Responded to: Response to Poem #1


            An author’s background always affects his or her works, consciously or not. Your presentation truly pointed out how true this is. When reading, many don’t consider the author in the forefront of the action. Your thesis and presentation proved that you should: Winterson’s past had a profound effect on her subject matter. Characters from her childhood, such as her mother, act as templates for characters in her novels.

            I like how thoroughly you related this poem to your text; I can totally understand the links between the two. I also found the correlation between the language interesting: you mentioned that Winterson likes using patterns of three and four. In this poem, negatives, "Nothing . . . no reason . . . no longer" (Hirshfield 1,3,7) also appear as a set of three. This use of the negative emphasizes the action taking place. Like "Blind Man's Mark," from first trimester, the speaker has a complicated attitude towards desire. Her final example of desire, geese flying and crying, doesn’t create the most positive imagery. Although Hirshfield's view is more positive, the ending, "the living cannot help . . ." (Hirshfield 13) could imply a sense of finality and lack of control over one's actions.

 

Rhea’s Blog:

Responded to “Aunt Jennifer’s Tigers” Analysis


I really loved your presentation, as well as your analysis. Even though you told me how nervous you were before presenting, it never showed. Before your presentation, I had never heard of genderlect, in passing or in detail. Your explication of genderlect gave me a new way to analyze dialogue (particularly helpful for me, since analyzing dialogue is not one of my strong points),

In “Aunt Jennifer’s Tigers,” I find the paradox between the woman's sphere and her oppression particularly interesting. Her marital ties, her husband both confine her to the domestic sphere, yet they also make it impossible for her to function even in these limited parameter. That is why she "find[s] even the ivory needle hard to pull" (Rich 6). The nature of the tigers is also an paradoxical aspect of the poem. The structure of tiger packs gives more power to women than human society: both males and females are permitted to hunt. But in the poem, the "tigers prance across a screen" (Rich 1), only existing on the television, so even these symbols of power and freedom are confined in some way. Like women, they can only be seen and not act in Jennifer's world.

 

Song Yi’s Blog:

Responded to: “"Agape (Sacrificial Love)" by Royston Close Reading Essay”
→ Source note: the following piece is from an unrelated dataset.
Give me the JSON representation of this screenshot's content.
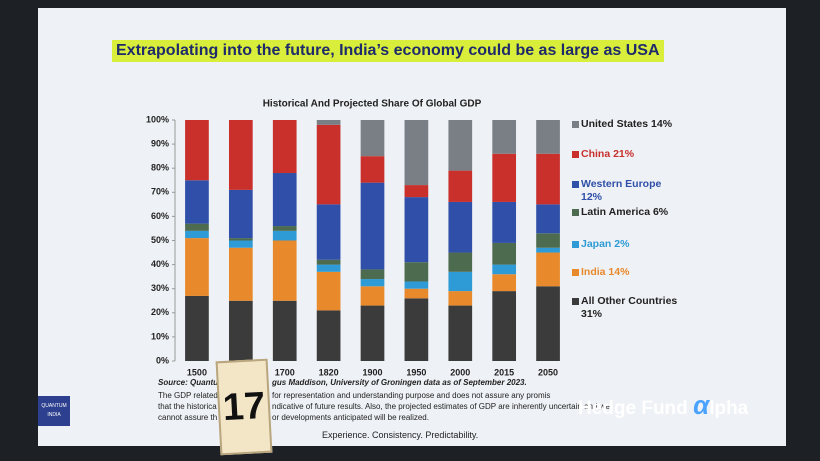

Bravo on your presentation! I’ve never really had a chance to hear you present for long time before and you did very well. The focus that you placed on allusions during your presentation also impressed me. Allusions are relatively easy to identify and place in a work, but they truly help to create meaning. They add depth by connecting the work to other works and events, giving the text underlying levels and meanings. Your explanation of allusions in Lewis’ works definitely reminded me of their power.
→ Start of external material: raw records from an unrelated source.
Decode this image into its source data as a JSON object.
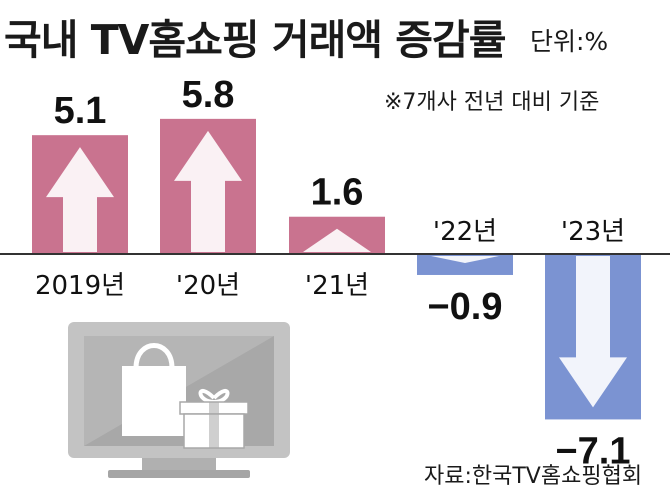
{
  "header": {
    "title": "국내 TV홈쇼핑 거래액 증감률",
    "unit": "단위:%",
    "note": "※7개사 전년 대비 기준"
  },
  "footer": {
    "source": "자료:한국TV홈쇼핑협회"
  },
  "colors": {
    "positive": "#c9738f",
    "negative": "#7b93d2",
    "axis": "#333333",
    "tv_body": "#c3c3c3",
    "tv_screen": "#a5a5a5"
  },
  "chart_data": {
    "type": "bar",
    "categories": [
      "2019년",
      "'20년",
      "'21년",
      "'22년",
      "'23년"
    ],
    "values": [
      5.1,
      5.8,
      1.6,
      -0.9,
      -7.1
    ],
    "value_labels": [
      "5.1",
      "5.8",
      "1.6",
      "−0.9",
      "−7.1"
    ],
    "title": "국내 TV홈쇼핑 거래액 증감률",
    "ylabel": "단위:%",
    "ylim": [
      -7.1,
      5.8
    ],
    "grid": false,
    "legend": "none"
  }
}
I like the way you thematically analyzed your poem. You make good connections with your text and explain them so that someone who has not read the entire book can understand what is going on. However, you  didn’t touch much on the poem’s rhyme scheme, which has elements I find interesting. The poem is written in four line stanzas, consisting of two rhyming couplets apiece. But the first and third stanzas both have an AAAA rhyme scheme. These stanzas discuss "sacrificial love" (Royston 9). The AAAA scheme reflects such wholeheartedness: the woman gave everything for him and the stanzas this, devoting all its attention on one rhyming syllable. At first glance, the rhyme scheme seems simplistic, but in poetry, simple is often paradoxically complex.